Des mois après leur contamination, de nombreux malades continuent à se battre contre des symptômes provoqués par le virus. Nos reporters ont rencontré une athlète de haut niveau, une famille ainsi qu’une petite fille de 7 ans. Tous souffrent d’une forme longue du Covid-19. Alors qu’il est urgent de mieux comprendre cette nouvelle forme complexe de la maladie, les scientifiques français ont les plus grandes difficultés à obtenir les fonds publics nécessaires pour mener à bien leurs recherches.
“Ce n’est pas du tout un exercice cardio, pourtant je ressens un saut au niveau du rythme cardiaque, c’est pas très agréable”, confie Anne-Laure Florentin, en plein exercice de musculation dans son club à Évry.
La triple championne d’Europe de karaté, qui devait représenter la France aux Jeux olympiques de Tokyo, a dû abandonner son rêve après avoir contracté le Covid-19 en octobre 2020. Au début, ses symptômes étaient légers. Elle a ensuite développé une maladie cardiaque appelée myocardite, une séquelle courante du virus chez les malades du Covid long. Depuis, le moindre exercice physique peut s’avérer douloureux.
Atteinte d’une myocardite survenue en fin d’année 2020, la triple championne d’Europe et de France #AnneLaureFlorentin est contrainte de prendre sa retraite prématurément à l’âge de 29 ans.
Elle se livre dans un entretien touchant 👇@AL_Florentin1
— FFKarate (@ffkarate) April 27, 2021
Au début de la pandémie, les scientifiques ont d’abord analysé le Covid-19 comme une maladie uniquement respiratoire qui n’affectait que légèrement les personnes en bonne santé. On a d’ailleurs longtemps entendu dire que les jeunes étaient épargnés par les formes graves. Pourtant, plus d’un an et demi après l’apparition du coronavirus, un certain nombre d’enfants et d’adolescents vivent avec de graves symptômes persistants, qui peuvent toucher de très nombreux organes.
Karyne Peters et ses deux enfants, Meïly, 18 ans, et Mànoa, 12 ans, souffrent d’une forme longue du Covid-19. “Pour Meïly, ça a été un amaigrissement de près de 17 kg avec une hospitalisation de près de trois mois. Pour Mànoa, le plus handicapant, c’est son hypersomnie (le fait de trop dormir) et son brouillard cérébral. Et pour moi, ça va être une fatigue à l’effort.”
Karyne a dû se battre pour que le monde médical prenne au sérieux les symptômes de ses enfants. En début d’année, les autorités françaises ont officiellement reconnu le Covid long et a mis en place un groupe de travail pour produire des recommandations dans la prise en charge. “J’ai un sentiment de colère de ne pas du tout être écoutée par le corps médical. Je vois que ça change un peu pour les adultes, mais pas du tout pour les enfants.”
Une frustration partagée par Marie Valdes, la mère d’Emma, 7 ans, qui a été touchée par une forme rare du Covid long, le PIMS (sigle en anglais pour Paediatric Inflammatory Multisystem Syndrome, soit syndrome inflammatoire multisystémique de l’enfant).
Il y a huit mois, le virus s’est attaqué aux organes vitaux d’Emma et l’a envoyée en réanimation. “J’ai encore des séquelles. J’ai encore mal aux jambes. Marcher dix minutes, ça me fait mal, je dois aller dans le fauteuil roulant.”
Marie Valdes a créé l’association Familles des enfants victimes du PIMS Covid, avec l’objectif de se soutenir entre familles, mais aussi de réunir des informations sur la maladie et de la faire connaître au plus grand nombre – notamment au sein du monde médical.

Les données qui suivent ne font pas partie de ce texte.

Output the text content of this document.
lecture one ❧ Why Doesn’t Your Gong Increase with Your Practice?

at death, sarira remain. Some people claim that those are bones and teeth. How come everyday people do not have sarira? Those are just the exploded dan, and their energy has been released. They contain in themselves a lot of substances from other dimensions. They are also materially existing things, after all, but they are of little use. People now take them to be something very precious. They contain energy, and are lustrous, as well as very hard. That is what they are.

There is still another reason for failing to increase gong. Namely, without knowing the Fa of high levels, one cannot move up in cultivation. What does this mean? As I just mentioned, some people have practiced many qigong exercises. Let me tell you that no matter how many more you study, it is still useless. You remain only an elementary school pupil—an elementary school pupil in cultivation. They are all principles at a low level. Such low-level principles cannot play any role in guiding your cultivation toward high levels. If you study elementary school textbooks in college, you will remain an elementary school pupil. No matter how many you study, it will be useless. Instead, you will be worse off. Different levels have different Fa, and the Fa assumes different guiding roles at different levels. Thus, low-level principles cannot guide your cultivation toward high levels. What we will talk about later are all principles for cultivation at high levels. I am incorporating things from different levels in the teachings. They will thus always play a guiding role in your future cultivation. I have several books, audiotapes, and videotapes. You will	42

Pourquoi le Covid long affecte certaines personnes et pas d’autres ? Comment expliquer la multitude de symptômes et de séquelles ? Améliorer la connaissance sur ces sujets pourraient aider les médecins à proposer des traitements plus adéquats aux malades. Mais pour avancer, la recherche a besoin de financements. Le Royaume-Uni l’a bien compris en mettant 18,5 millions de livres (soit 21,5 millions d’euros) sur la table. En France, le budget du gouvernement pour la recherche sur le Covid long est seulement de 2,2 millions d’euros.

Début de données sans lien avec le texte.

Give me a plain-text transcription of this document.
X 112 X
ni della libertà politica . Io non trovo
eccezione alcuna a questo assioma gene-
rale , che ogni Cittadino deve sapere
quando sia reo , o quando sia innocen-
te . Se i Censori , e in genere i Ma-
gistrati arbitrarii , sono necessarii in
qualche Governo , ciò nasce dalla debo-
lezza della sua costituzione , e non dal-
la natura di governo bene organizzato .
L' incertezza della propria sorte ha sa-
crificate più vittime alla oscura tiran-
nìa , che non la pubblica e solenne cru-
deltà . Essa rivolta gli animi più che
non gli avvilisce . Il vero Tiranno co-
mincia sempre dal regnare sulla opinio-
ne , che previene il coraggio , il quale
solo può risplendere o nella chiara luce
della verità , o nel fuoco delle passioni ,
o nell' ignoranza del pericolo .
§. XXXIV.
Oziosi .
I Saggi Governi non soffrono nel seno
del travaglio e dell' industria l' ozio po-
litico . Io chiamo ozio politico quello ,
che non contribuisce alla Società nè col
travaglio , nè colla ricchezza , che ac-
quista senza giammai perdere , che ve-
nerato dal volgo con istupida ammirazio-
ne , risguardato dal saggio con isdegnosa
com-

Avec son équipe, la professeure Dominique Salmon-Ceron, une infectiologue qui a ouvert à Paris la première consultation dédiée au Covid long en France, a proposé cette année quatre projets de recherche – et a essuyé autant de refus. Son expertise est pourtant reconnue au Royaume-Uni, où on lui a proposé de participer au comité d’experts responsable de distribuer les financements publics pour la recherche sur le Covid long.
Pour le ministère français de la Santé, la différence dans les montants des investissements français et britanniques s’explique ainsi : “Si l’effort de recherche peut paraître encore modeste, c’est uniquement parce que trop peu de projets de qualité ont sollicité un soutien.”